The ShiningA Note from the Composer
Stephen King’s novel The Shining is naturally operatic: it sings. The story dramatizes three of the most basic aspects of opera — love, death, and power. To me above all, it is about the power of love in the presence of evil and destructive forces. For all of the supernatural elements and high-voltage action, it’s a very human story about an ordinary family trying to stay together under extraordinary duress. It was a joy for me and Mark Campbell to imagine this timeless predicament in musically dramatic form, along with the novel’s evocation of terror and the supernatural.
The opera focuses on the musical characterization of Jack Torrance as a genuinely conflicted, three-dimensional person. Much of the music, including the orchestral interludes, works to get us inside Jack’s mind and central nervous system so that we can feel the transformation of a basically decent guy trying to do the right thing as he is overwhelmed by madness and evil.
Deeply resonant archetypes are the stuff of operatic treatment. Among the archetypes in Mr. King’s story guiding my composition of the score are those of Abraham-and-Isaac, Jekyll-and-Hyde, and even Siegfried/Götterdämmerung.
I have composed for each character a distinctive group of Leitmotivs that continually evolve and combine over the course of the drama. The two contrasting realities — the natural and the supernatural — are reflected in two distinct musical sound-worlds that periodically converge as the drama requires.

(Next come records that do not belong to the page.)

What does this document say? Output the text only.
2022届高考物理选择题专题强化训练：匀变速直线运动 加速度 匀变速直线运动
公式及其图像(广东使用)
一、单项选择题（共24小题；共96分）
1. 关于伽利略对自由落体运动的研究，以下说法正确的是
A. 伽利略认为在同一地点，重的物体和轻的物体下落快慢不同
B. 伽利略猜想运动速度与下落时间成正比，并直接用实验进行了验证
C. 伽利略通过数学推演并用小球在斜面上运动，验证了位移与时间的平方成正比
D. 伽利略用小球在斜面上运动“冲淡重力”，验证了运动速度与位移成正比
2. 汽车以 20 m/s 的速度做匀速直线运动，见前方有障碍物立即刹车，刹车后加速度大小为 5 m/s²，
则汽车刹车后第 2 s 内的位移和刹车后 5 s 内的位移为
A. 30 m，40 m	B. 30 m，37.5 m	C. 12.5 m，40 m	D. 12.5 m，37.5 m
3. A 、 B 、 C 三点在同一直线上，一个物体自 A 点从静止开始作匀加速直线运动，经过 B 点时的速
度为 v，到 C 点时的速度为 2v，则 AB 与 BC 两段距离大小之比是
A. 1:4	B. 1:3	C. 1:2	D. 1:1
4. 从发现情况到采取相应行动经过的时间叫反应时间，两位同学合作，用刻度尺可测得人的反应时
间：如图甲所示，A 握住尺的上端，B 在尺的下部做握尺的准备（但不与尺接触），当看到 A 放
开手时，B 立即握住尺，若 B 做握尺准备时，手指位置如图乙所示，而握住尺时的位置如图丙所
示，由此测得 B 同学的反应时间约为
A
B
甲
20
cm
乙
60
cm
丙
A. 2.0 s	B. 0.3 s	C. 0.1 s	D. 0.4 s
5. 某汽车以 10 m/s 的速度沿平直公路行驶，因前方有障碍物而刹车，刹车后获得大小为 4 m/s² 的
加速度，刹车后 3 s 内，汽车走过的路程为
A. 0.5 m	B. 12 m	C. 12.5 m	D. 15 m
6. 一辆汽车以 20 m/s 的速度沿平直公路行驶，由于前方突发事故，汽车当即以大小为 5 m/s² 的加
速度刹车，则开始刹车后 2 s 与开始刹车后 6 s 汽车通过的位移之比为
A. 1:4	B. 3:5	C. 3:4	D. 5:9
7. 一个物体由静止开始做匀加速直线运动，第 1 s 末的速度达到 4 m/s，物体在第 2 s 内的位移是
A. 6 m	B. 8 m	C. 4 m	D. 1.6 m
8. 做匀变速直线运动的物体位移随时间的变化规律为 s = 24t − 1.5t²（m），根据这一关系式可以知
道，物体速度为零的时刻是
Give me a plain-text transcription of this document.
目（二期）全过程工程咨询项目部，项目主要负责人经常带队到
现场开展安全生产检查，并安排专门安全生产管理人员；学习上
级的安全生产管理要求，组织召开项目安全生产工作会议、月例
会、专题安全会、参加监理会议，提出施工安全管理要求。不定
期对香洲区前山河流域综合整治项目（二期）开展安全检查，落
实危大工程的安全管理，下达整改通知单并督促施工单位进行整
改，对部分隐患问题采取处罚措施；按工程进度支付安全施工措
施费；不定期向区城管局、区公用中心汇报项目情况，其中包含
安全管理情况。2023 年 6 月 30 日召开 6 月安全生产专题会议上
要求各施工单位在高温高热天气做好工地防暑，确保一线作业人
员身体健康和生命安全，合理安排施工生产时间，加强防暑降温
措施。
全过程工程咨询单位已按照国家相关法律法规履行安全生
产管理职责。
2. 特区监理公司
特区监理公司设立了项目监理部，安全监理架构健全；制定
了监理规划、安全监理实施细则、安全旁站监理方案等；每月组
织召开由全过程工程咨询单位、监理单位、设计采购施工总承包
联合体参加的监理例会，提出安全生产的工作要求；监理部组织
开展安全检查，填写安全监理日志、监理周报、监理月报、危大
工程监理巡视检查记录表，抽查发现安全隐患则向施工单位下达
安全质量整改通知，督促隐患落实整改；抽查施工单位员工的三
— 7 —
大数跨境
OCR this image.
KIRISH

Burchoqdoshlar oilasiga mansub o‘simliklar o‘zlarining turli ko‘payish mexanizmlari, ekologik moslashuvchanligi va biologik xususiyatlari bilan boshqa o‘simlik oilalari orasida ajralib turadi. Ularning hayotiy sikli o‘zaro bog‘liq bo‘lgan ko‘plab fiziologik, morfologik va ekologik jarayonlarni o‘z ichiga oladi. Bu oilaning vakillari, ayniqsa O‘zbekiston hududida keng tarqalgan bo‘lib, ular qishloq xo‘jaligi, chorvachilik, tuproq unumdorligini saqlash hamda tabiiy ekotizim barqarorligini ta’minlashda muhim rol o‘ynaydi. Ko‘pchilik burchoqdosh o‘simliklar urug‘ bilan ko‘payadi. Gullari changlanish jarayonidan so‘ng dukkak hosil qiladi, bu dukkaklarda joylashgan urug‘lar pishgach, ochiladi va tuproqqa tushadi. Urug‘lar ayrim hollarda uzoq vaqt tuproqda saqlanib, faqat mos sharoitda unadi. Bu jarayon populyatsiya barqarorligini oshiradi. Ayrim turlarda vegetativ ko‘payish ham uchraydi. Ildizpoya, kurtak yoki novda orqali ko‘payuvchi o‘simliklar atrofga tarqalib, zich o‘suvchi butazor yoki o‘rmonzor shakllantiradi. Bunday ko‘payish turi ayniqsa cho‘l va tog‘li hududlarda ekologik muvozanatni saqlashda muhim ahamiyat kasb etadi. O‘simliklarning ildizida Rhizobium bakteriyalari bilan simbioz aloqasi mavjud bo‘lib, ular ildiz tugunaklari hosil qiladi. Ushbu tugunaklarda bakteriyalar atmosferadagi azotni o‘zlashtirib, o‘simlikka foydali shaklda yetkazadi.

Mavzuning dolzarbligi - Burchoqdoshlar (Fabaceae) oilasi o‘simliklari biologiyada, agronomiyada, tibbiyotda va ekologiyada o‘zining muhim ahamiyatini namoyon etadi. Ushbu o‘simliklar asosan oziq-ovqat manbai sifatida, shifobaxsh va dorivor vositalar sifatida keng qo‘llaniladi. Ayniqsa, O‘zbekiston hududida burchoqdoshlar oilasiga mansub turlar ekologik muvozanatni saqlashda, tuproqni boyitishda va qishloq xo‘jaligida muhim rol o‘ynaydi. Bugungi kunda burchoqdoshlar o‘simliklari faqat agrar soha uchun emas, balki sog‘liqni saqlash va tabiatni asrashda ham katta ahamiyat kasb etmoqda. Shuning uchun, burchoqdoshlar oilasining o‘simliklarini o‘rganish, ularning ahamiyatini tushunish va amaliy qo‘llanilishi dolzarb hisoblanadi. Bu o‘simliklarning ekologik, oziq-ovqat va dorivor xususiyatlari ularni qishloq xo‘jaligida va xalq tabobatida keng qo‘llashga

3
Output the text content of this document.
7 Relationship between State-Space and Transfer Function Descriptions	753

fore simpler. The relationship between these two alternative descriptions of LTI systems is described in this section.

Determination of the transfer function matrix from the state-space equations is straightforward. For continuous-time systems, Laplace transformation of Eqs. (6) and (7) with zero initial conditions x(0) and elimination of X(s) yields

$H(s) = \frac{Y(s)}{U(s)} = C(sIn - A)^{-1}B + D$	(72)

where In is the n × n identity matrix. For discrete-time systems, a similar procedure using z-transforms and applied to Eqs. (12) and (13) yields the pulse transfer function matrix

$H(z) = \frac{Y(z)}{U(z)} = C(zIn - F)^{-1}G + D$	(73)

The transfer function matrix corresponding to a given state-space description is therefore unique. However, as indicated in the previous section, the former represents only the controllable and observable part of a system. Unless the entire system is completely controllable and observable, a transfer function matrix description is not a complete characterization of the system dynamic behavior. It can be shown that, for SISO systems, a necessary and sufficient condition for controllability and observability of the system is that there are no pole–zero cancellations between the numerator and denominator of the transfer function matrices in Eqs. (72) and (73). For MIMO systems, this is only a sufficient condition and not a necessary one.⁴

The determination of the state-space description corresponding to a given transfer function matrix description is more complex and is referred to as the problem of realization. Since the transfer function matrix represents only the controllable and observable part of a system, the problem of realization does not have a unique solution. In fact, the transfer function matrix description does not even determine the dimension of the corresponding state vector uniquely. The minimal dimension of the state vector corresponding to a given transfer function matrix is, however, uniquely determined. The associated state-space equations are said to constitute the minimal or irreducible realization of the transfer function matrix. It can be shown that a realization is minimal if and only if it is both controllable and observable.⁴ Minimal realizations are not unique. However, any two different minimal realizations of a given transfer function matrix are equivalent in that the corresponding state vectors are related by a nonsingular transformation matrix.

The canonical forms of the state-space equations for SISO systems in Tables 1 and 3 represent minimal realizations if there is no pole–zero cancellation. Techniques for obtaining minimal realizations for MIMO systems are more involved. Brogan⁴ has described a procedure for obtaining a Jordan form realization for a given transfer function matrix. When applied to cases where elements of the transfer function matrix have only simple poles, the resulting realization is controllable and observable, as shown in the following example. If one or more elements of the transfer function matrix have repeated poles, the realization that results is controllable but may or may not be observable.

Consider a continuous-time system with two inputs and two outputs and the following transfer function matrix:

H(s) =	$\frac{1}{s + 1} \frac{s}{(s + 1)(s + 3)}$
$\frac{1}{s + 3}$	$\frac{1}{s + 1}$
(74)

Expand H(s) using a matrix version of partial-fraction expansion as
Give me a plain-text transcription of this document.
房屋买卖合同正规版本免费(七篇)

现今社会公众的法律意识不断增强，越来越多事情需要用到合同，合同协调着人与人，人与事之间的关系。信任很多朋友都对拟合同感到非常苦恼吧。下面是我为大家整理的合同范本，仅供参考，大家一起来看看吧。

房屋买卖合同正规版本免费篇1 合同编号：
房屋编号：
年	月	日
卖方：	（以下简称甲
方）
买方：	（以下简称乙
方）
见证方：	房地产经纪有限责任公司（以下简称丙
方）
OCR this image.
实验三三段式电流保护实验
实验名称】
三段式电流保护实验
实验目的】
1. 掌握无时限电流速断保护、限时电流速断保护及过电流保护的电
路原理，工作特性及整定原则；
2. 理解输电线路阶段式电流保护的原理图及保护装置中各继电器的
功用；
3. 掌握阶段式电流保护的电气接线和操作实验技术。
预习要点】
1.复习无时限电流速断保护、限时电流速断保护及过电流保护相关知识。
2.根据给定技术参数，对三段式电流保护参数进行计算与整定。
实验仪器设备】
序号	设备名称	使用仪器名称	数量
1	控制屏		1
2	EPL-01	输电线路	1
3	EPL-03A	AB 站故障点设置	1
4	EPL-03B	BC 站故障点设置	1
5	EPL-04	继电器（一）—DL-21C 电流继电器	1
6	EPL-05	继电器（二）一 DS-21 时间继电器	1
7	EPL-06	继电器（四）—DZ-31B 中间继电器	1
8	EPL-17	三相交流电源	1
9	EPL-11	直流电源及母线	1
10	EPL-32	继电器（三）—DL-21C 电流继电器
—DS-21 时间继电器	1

In the final analysis (odd as this may seem) I would like the members of the audience to forget that they’re watching an opera. For all of its complexity and sophistication in the synthesis of drama and music, the power of opera as an art-form arises from its essentially primal, irrational nature and from “the primitive underworld of our souls,” in the words of Robertson Davies. “Opera speaks to the heart as no other art does, because it is essentially simple.”